• Pest Control of Ornamental Plants

    Pest control of ornamental plants presents several unique problems. Many of these problems are created by the close proximity of people to the areas treated. To avoid problems as much as possible, the following safety precautions should be followed:

    1. Double check to make sure you have the correct yard before spraying
    2. Do not allow children or pets to remain in the area being sprayed
    3. Check neighbors; yards to make sure there are no children or pets around who could come in contact with possible spray drift
    4. Remove children’s toys
    5. Be sure all clothing is removed from area
    6. Avoid spraying lawn furniture
    7. Make sure all house windows are closed
    8. Turn over pet dishes
    9. Avoid fish ponds, bird baths, and bird feeders
    10. Observe pesticide label restrictions concerning tolerance for fruits and vegetables
    11. Sweep or flush away all spray puddles
    12. Secure all pesticide containers or spray apparatus before moving

    The wide diversity of plants grown in the landscape also causes problems. Unrelated plants are often grown side by side. When spraying, the applicator needs to be aware of problems that may be caused by spray injury to nearby plants. Shrubs and ground covers, for example, may be injured by weed killers applied to adjacent turf areas. Other examples of injuries that may be caused by careless spraying are as follows:


    1. Carbaryl (Sevin) injures Boston Ivy
    2. Bordeaux Mixture may injure certain succulent plants
    3. Chlorobenzilate may damage Hydrangea
    4. Demeton (Systox) will defoliate Bechtel’s double flowering crab and Hawthorn
    5. Diazinon injures ferns, hibiscus, gardenias, stephanotis, and African Violet
    6. Dimethoate (Cygon) causes defoliation of honeylocust and elm. It may also injure flowering almond, dahlias, plum, peach, cherry, chrysanthemum, or Chinese holly
    7. Ethion will injure yews or redbud
    8. Lead Arsenate may defoliate Viburnum carlesi, forsythia, and flowering peach
    9. Malathion injures canaert, sargent’s, and burk junipers.

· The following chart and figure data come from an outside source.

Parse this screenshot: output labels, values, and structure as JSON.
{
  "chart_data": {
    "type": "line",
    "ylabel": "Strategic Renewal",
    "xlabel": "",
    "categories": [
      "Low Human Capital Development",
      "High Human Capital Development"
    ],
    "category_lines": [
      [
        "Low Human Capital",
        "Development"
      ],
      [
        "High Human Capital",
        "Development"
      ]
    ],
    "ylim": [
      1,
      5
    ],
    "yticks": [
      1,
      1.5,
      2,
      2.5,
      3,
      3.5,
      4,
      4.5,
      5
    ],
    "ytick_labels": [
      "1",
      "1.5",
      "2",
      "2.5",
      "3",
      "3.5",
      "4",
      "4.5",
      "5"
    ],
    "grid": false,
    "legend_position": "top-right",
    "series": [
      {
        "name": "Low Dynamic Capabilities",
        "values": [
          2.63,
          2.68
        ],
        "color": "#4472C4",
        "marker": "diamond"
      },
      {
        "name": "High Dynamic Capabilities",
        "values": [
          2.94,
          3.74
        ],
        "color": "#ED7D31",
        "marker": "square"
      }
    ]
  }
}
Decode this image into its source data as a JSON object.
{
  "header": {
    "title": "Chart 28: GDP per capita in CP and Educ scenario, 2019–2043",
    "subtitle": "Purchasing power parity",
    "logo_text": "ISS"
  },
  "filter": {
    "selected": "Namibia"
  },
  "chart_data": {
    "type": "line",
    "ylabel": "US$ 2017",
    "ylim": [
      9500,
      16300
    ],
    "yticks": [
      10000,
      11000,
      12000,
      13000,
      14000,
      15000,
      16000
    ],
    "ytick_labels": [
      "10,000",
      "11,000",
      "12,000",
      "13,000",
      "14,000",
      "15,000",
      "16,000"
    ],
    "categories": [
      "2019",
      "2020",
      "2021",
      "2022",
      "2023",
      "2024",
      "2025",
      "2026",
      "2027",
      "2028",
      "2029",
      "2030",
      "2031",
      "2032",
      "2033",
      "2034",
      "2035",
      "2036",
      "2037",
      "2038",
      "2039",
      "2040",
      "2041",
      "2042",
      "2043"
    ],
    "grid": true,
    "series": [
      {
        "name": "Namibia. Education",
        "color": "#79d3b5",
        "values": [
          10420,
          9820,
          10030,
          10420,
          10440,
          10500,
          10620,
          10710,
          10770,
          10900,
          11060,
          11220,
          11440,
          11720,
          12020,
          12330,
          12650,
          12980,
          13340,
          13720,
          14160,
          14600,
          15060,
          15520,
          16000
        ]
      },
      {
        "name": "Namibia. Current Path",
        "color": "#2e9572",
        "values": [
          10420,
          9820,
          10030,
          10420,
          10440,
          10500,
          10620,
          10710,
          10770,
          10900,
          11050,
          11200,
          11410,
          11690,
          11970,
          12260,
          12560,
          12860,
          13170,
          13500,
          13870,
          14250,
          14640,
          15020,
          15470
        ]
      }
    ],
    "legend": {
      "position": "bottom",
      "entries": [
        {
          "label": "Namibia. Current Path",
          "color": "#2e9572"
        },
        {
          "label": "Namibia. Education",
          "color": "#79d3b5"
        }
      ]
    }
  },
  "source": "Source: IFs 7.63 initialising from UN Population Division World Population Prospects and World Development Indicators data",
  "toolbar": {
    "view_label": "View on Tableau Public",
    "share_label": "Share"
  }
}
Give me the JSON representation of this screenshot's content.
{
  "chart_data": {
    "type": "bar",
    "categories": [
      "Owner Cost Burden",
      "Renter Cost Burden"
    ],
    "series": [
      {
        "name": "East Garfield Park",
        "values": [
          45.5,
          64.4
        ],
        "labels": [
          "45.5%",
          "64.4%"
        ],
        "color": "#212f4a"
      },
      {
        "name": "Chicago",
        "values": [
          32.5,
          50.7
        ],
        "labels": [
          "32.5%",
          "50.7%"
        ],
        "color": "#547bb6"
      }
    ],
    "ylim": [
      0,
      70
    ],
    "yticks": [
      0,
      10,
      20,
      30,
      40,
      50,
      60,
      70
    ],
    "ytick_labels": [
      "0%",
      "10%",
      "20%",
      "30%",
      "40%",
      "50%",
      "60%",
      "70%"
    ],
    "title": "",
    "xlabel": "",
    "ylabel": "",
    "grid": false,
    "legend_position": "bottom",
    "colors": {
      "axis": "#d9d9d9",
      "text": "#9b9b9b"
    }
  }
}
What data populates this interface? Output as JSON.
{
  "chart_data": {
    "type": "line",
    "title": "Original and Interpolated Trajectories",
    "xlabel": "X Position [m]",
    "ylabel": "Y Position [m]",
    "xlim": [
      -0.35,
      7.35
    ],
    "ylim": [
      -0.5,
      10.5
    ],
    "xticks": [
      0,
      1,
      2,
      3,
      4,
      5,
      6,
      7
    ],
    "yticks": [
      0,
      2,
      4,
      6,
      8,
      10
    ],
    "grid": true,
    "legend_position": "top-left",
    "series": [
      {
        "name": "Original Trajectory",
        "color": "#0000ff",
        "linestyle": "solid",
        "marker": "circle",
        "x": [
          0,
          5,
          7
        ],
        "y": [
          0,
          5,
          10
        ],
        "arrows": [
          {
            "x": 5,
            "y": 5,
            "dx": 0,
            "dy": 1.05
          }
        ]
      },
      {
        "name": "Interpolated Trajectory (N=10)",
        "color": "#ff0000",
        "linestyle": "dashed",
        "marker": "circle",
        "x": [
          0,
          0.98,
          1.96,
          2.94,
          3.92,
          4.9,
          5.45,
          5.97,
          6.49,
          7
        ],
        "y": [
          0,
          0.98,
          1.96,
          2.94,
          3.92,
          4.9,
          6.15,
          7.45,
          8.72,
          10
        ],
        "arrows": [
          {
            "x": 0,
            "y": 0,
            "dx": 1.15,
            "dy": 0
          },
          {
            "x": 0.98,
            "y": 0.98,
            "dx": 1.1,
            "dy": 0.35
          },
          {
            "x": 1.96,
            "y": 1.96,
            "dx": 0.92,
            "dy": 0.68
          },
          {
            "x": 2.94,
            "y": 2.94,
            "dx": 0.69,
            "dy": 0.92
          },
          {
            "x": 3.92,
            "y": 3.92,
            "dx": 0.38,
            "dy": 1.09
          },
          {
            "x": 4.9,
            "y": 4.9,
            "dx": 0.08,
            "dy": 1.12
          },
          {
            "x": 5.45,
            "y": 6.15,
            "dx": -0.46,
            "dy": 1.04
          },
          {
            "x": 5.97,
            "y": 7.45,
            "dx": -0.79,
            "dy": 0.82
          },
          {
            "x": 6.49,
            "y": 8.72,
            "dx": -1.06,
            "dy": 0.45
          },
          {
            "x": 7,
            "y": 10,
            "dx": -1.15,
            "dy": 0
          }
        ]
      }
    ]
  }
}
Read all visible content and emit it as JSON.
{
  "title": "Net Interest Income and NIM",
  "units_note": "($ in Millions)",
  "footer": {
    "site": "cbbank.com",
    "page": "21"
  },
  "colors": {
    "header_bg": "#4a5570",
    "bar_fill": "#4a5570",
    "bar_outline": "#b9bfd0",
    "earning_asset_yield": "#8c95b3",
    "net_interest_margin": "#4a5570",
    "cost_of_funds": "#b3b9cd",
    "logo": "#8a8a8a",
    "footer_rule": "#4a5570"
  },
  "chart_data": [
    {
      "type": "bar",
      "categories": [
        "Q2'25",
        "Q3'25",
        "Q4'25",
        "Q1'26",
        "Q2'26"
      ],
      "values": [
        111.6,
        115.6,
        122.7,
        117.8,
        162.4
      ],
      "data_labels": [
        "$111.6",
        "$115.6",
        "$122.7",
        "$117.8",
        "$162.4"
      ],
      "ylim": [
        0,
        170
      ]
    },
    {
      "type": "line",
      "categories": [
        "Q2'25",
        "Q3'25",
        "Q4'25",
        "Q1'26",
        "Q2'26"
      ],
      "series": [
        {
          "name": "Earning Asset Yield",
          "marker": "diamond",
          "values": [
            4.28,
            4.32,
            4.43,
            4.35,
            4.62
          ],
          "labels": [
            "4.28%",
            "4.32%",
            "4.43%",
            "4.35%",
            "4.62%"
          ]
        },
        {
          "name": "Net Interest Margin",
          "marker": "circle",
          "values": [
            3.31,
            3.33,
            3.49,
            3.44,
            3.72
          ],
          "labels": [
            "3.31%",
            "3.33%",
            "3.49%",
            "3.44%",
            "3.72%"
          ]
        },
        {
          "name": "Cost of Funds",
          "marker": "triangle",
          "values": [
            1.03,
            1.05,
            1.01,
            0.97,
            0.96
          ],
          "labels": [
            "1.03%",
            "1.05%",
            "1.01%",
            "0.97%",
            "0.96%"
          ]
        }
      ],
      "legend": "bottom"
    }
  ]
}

Japanese holly, ferns, violets, petunias, and the rose varieties Caledonia and Talisman.
    10. Oil sensitive plants include beech, black walnut, butternut, hickory, mountain ash, Japanese maple, yellow wood, Russian olive, Norway spruce, yews, hemlock, magnolias, redbud, broadleaved evergreens in general and junipers.
    11. Ovex (Ovotran) is toxic to azaleas, beech, boxwood, barberry, deutzia, hollies, raspberry, oak, hawthorn, spruce, and sycamore
    12. Phorate (Thimet) distorts new growth of Eleyi crab apple trees
    13. Phosphamidon causes defoliation of thornless honeylocust
    14. Sulfur is toxic to viburnums and forsythia
    15. Tedion (tetradifon) may injure some varieties of roses
    16. Thiodan (endosulfan) may injure geraniums
    17. Toxaphene will injure linden, oak, redbud, sugar maple, plum, grape, peach, and pear trees

    The above list makes apparent the troubles that can arise when careless application allows spray to drift onto nearby plants.

    The wide spectrum of ornamental plants being frown in the landscape also presents problems because no pesticides may be used on all plants. The pesticide label will contain a list of plants that can be treated. Since the registration status of pesticides is continuously being reviewed and is subject to change, read the product label before purchasing to make sure it is registered for your need. To use the product in any other way that is inconsistent with the label is a violation of the Federal Environmental Pesticide Control Act of 1972.